人の主観って時として暴力的だと思うんですが、相手の目線で見ると凄く全うだな、と思う事が多いような気がします。
最後の件りは、有り難きメッセージです。
この後の章も楽しみにしております!!

サッカーを通じて、一人でも多くの素晴らしい子供達が育って行く事を願って止みません。
いつも、素敵なメッセージありがとうございます。
Naocastleこれからも応援し続けます!!

投稿者 シーキャビン  : (2010年07月27日 00:38)

シーキャビンさん、
非常に貴重なコメントありがとうございました。
TOCの子供たちが素晴らしい人間に育っていくよう、全力を尽くします!

投稿者 Nao  : (2010年07月27日 11:40)

クラスルームを移動する時に、壁にぶっ飛ばされるのは僕もやられました。

僕の学校でもアジア人は結構そういう目にあっていて、そこで同じ人種に逃げるか、立ち向かってオージー達を仲間にできるかが分岐点だと思います。

ホント、あいつらジョークがきついですよね(笑)

まあでも、最終的には差別を逆手にとって、CITYに友達と飲みに行った時に、僕が「アジア人が増えてCITYも臭くなったよなあ」と言うと、オージーの友達が皆で、「お前が臭いんだよ」と突っ込んだりするようになりました。

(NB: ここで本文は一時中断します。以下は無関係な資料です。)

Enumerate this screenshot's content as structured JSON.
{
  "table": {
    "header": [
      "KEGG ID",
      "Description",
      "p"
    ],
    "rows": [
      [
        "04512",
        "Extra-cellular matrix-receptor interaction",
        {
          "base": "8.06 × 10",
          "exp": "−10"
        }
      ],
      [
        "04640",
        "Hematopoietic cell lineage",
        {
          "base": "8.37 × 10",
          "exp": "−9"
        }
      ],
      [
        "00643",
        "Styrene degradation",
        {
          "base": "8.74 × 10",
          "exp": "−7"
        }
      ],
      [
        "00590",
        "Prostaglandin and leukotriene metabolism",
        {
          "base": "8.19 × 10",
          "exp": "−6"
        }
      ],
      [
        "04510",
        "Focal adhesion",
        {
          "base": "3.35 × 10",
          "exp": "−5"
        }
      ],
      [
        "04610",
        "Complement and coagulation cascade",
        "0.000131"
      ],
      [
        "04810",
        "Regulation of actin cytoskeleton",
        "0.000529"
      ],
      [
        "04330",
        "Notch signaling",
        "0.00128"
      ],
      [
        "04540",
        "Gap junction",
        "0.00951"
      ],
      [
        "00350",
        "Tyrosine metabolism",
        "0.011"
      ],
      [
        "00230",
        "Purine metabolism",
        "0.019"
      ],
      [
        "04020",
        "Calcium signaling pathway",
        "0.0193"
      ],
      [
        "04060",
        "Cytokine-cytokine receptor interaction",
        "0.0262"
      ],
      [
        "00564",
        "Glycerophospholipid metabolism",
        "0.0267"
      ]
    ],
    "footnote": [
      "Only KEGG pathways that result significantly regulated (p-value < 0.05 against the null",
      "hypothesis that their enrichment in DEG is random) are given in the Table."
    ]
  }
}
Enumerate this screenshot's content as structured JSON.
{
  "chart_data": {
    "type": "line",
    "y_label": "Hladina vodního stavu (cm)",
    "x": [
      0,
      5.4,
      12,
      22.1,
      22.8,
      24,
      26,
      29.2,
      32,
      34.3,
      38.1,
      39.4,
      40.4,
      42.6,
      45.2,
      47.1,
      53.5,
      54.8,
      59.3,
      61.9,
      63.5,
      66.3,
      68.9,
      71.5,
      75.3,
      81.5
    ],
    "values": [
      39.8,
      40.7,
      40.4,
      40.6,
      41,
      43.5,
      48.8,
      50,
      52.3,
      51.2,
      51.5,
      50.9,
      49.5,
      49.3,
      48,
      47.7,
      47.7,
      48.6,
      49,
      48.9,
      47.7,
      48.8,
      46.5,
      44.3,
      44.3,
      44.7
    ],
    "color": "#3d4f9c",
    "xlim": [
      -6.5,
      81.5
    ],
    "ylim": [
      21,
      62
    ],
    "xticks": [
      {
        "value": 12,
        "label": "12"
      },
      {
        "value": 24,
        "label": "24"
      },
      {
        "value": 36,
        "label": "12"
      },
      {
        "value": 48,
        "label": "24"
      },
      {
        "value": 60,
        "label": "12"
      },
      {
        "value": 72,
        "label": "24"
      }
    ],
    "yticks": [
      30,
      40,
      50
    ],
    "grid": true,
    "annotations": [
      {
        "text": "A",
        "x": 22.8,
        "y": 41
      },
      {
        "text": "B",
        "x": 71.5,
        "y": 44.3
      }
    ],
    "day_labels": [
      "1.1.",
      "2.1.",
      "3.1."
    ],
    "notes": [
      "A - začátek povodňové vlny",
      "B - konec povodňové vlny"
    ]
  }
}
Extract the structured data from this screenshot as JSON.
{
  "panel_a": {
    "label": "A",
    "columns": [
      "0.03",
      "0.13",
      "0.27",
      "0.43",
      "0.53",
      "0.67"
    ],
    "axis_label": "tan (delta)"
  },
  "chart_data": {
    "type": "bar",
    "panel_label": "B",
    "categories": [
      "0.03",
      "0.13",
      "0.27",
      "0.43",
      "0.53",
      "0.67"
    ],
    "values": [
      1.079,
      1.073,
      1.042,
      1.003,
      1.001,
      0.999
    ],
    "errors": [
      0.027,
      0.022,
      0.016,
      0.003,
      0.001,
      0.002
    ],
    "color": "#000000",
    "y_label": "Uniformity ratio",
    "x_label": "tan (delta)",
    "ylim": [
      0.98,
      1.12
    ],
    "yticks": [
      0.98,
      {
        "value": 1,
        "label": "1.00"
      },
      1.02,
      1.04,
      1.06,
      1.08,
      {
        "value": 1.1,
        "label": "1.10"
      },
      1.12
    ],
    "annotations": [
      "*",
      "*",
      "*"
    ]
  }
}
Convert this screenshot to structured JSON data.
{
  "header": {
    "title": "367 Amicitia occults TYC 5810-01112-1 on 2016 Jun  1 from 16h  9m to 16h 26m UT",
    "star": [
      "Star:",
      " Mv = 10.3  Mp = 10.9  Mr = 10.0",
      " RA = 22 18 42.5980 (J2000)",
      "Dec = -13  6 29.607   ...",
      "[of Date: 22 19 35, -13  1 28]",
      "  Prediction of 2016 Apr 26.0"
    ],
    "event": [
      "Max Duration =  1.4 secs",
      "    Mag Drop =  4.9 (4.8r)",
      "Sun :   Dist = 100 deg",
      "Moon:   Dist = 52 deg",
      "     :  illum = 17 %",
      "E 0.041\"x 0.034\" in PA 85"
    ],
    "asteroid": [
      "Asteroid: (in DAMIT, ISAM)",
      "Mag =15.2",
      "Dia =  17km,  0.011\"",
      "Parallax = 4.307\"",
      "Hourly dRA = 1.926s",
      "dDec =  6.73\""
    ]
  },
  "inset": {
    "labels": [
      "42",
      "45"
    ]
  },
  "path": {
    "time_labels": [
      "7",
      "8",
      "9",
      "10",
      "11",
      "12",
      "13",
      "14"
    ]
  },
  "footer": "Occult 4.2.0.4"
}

様々な人種がいる国なので、人種の話はついてまわりますが、ほとんどの人は人種とか関係なしに、人間を見てくれていると思います。

投稿者 BGS GEEK  : (2010年07月27日 14:25)

BGS GEEKさん

コメントありがとうございます。

そのCITYの話はうけますね。笑

人間を見てくれている…
凄く良い言葉ですね。

僕もそうであるよう、頑張ります。